Begun 12 Aug 2008; unfinished.
For the Author A-Z challenge.
Review originally written 18 Dec 2008.
Upon reaching Chapter 2 of Catch-22, I thought to myself, “Reading to the second chapter took a herculean effort. Now I have to read 40 more chapters of the same kind of stuff??” I managed to struggle to Chapter 4 before giving up. So my attempt of Joseph Heller’s landmark novel for the Author A-Z challenge was short-lived.
Well, nothing really happened in the first few chapters. I was aware, after reading The Sound and the Fury, that I have trouble with stream-of-consciousness novels, which Catch-22 seems to be one of. Nothing happened in those chapters; even the character sketches of Yossarian and his army compatriots weren’t faintly interesting. It seemed all very banal and dull. (In other words, why should I bother to keep reading?)
Perhaps that’s how Catch-22 is a landmark book: a specimen of post-modern writing, where nothing is sacred or worth upholding, and thus even the banal can be elevated into something of significance (whatever that may be). The idea I get, from those first few chapters and the meaning of “catch-22″, is that Yossarian can’t escape the war, and if he feigns insanity even that may not guarantee his escape, so his existence is meaningless.
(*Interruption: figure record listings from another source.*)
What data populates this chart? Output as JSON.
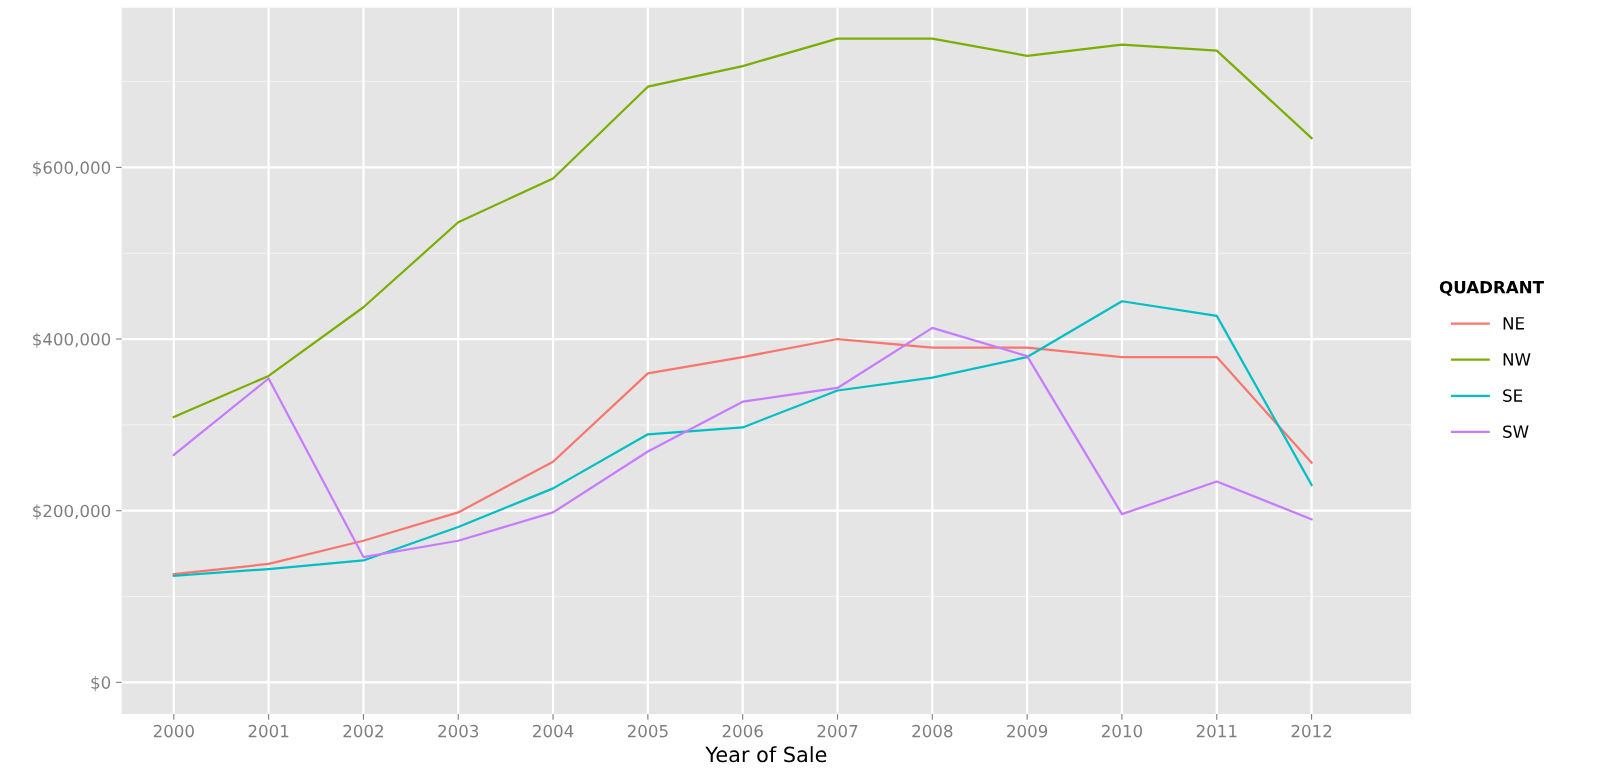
{
  "chart_data": {
    "type": "line",
    "xlabel": "Year of Sale",
    "legend_title": "QUADRANT",
    "legend": "right",
    "grid": true,
    "x": [
      2000,
      2001,
      2002,
      2003,
      2004,
      2005,
      2006,
      2007,
      2008,
      2009,
      2010,
      2011,
      2012
    ],
    "xlim": [
      1999.45,
      2013.05
    ],
    "xticks": [
      2000,
      2001,
      2002,
      2003,
      2004,
      2005,
      2006,
      2007,
      2008,
      2009,
      2010,
      2011,
      2012
    ],
    "ylim": [
      -37000,
      786000
    ],
    "yticks": [
      {
        "value": 0,
        "label": "$0"
      },
      {
        "value": 200000,
        "label": "$200,000"
      },
      {
        "value": 400000,
        "label": "$400,000"
      },
      {
        "value": 600000,
        "label": "$600,000"
      }
    ],
    "series": [
      {
        "name": "NE",
        "color": "#f8766d",
        "values": [
          126000,
          138000,
          165000,
          198000,
          257000,
          360000,
          379000,
          400000,
          390000,
          390000,
          379000,
          379000,
          256000
        ]
      },
      {
        "name": "NW",
        "color": "#7cae00",
        "values": [
          309000,
          357000,
          437000,
          536000,
          587000,
          694000,
          718000,
          750000,
          750000,
          730000,
          743000,
          736000,
          634000
        ]
      },
      {
        "name": "SE",
        "color": "#00bfc4",
        "values": [
          124000,
          132000,
          142000,
          181000,
          226000,
          289000,
          297000,
          340000,
          355000,
          379000,
          444000,
          427000,
          230000
        ]
      },
      {
        "name": "SW",
        "color": "#c77cff",
        "values": [
          265000,
          354000,
          146000,
          165000,
          198000,
          269000,
          327000,
          343000,
          413000,
          380000,
          196000,
          234000,
          190000
        ]
      }
    ]
  }
}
And if so, he should not take it too seriously — which may drive him mad anyway… and so on.
Well, I have no patience to read all of the book when I have more-or-less picked up its significance from the first few chapters, so I doubt I’d ever attempt Catch-22 again. I just don’t have a stomach for books of this post-modern flavour.
I was later told by a parent that the minimum reading of Catch-22 is the first five chapters and the last chapter — so if you want to read this novel but are unwilling (or unable) to get through all of it, why not do that.